1. A novel transmission synchronizer is characterized by comprising a gear hub, a gear sleeve, a sliding block, a synchronizing ring and a gear belt engaging gear assembly; the synchronous ring and the gear belt engaging tooth assembly form a pair of friction pairs; the gear sleeve is connected to the periphery of the gear hub through a spline pair and can slide relative to the gear hub along the spline; the gear hub is in interference connection with the output shaft of the transmission, and the sliding block is embedded between the gear hub and the gear sleeve; the synchronous rings are arranged at two axial ends of the gear hub and rotate along with the gear hub; the synchronous ring is connected with the inner spline of the gear sleeve through an outer spline; the internal spline of the gear sleeve comprises wide teeth and narrow teeth, the external spline of the synchronizing ring comprises a wide tooth groove and a narrow tooth groove, and the gear sleeve is centered with the narrow tooth groove of the synchronizing ring through the narrow teeth.

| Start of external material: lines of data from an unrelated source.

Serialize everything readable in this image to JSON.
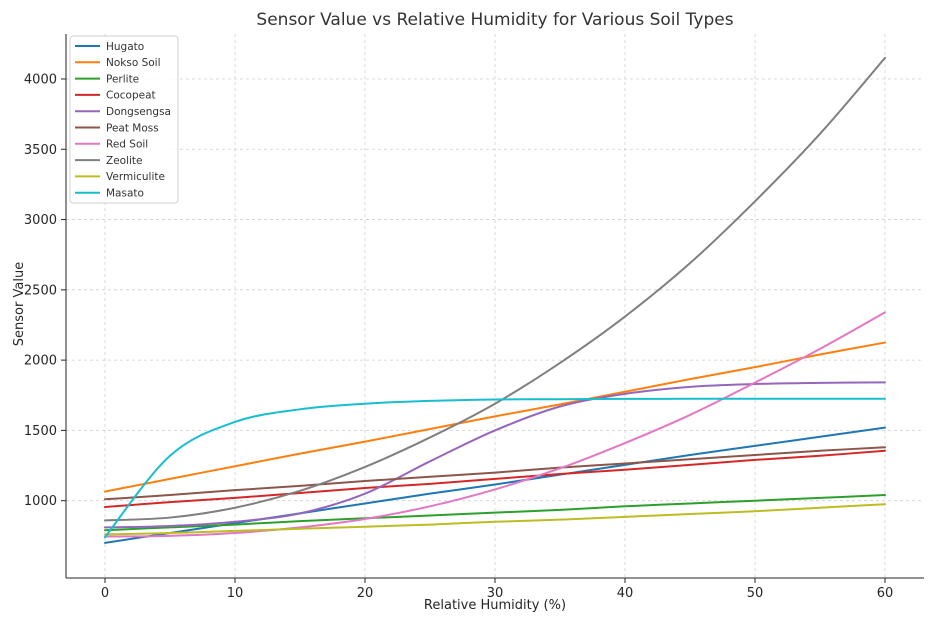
{
  "chart_data": {
    "type": "line",
    "title": "Sensor Value vs Relative Humidity for Various Soil Types",
    "xlabel": "Relative Humidity (%)",
    "ylabel": "Sensor Value",
    "xlim": [
      -3,
      63
    ],
    "ylim": [
      450,
      4320
    ],
    "xticks": [
      0,
      10,
      20,
      30,
      40,
      50,
      60
    ],
    "yticks": [
      1000,
      1500,
      2000,
      2500,
      3000,
      3500,
      4000
    ],
    "grid": true,
    "legend_position": "top-left",
    "x": [
      0,
      5,
      10,
      15,
      20,
      25,
      30,
      35,
      40,
      45,
      50,
      55,
      60
    ],
    "series": [
      {
        "name": "Hugato",
        "color": "#1f77b4",
        "values": [
          700,
          770,
          840,
          910,
          980,
          1050,
          1115,
          1185,
          1255,
          1325,
          1390,
          1455,
          1520
        ]
      },
      {
        "name": "Nokso Soil",
        "color": "#ff7f0e",
        "values": [
          1065,
          1155,
          1245,
          1335,
          1420,
          1510,
          1600,
          1685,
          1775,
          1865,
          1950,
          2040,
          2125
        ]
      },
      {
        "name": "Perlite",
        "color": "#2ca02c",
        "values": [
          790,
          810,
          830,
          855,
          875,
          895,
          915,
          935,
          960,
          980,
          1000,
          1020,
          1040
        ]
      },
      {
        "name": "Cocopeat",
        "color": "#d62728",
        "values": [
          955,
          990,
          1020,
          1055,
          1090,
          1120,
          1155,
          1190,
          1220,
          1255,
          1290,
          1320,
          1355
        ]
      },
      {
        "name": "Dongsengsa",
        "color": "#9467bd",
        "values": [
          810,
          820,
          850,
          910,
          1050,
          1280,
          1500,
          1670,
          1760,
          1810,
          1830,
          1838,
          1842
        ]
      },
      {
        "name": "Peat Moss",
        "color": "#8c564b",
        "values": [
          1010,
          1040,
          1075,
          1105,
          1140,
          1170,
          1200,
          1235,
          1265,
          1295,
          1325,
          1355,
          1380
        ]
      },
      {
        "name": "Red Soil",
        "color": "#e377c2",
        "values": [
          745,
          750,
          770,
          810,
          870,
          960,
          1080,
          1230,
          1410,
          1610,
          1840,
          2080,
          2340
        ]
      },
      {
        "name": "Zeolite",
        "color": "#7f7f7f",
        "values": [
          860,
          880,
          950,
          1070,
          1240,
          1450,
          1690,
          1980,
          2310,
          2690,
          3130,
          3610,
          4150
        ]
      },
      {
        "name": "Vermiculite",
        "color": "#bcbd22",
        "values": [
          760,
          770,
          785,
          800,
          815,
          830,
          850,
          865,
          885,
          905,
          925,
          950,
          975
        ]
      },
      {
        "name": "Masato",
        "color": "#17becf",
        "values": [
          740,
          1320,
          1560,
          1650,
          1690,
          1710,
          1720,
          1722,
          1724,
          1725,
          1725,
          1725,
          1725
        ]
      }
    ]
  }
}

2. The novel transmission synchronizer of claim 1 wherein the plurality of narrow teeth of the sleeve are spaced between the wide teeth; and a plurality of narrow tooth grooves of the synchronous ring are distributed among the wide tooth grooves at intervals.

3. The novel transmission synchronizer of claim 1 wherein said synchronizer ring is provided with synchronizer ring a teeth and synchronizer ring B teeth, wherein said synchronizer ring B teeth are adjacently positioned in pairs, and wherein a plurality of pairs of synchronizer ring B teeth are arranged at intervals between said synchronizer ring a teeth; two synchronous ring B teeth arranged in pairs form a narrow tooth slot between the two synchronous ring B teeth.

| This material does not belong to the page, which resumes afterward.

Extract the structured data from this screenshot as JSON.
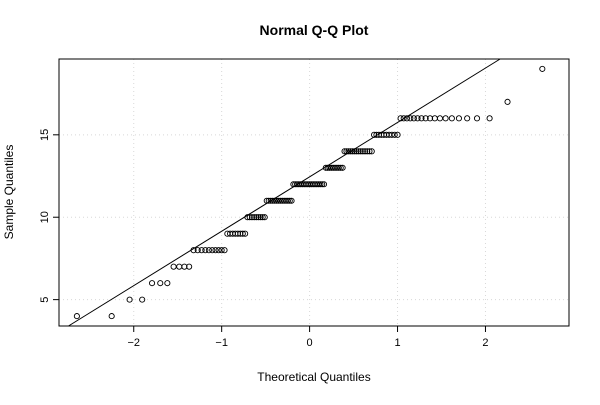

4. The novel transmission synchronizer of claim 1 wherein the tapered surface of the synchronizer ring and the tapered surface of the range gear belt engaging tooth assembly form a pair of friction pairs under axial force.

5. The novel transmission synchronizer of claim 1 wherein the hub is connected to the inner spline of the sleeve by an external spline.

6. The novel transmission synchronizer of claim 1 wherein said hub is interference coupled to the transmission output shaft by involute splines.

7. The novel transmission synchronizer as claimed in claim 1, wherein 3 protrusions are axially distributed on the synchronizing ring, 3 grooves matched with the synchronizing ring are circumferentially arranged on the gear hub, and the protrusions of the synchronizing ring are embedded into the corresponding grooves circumferentially arranged on the gear hub.

8. The novel transmission synchronizer as claimed in claim 1, wherein the wide teeth of said sleeve are provided with reverse tapered bosses at both ends.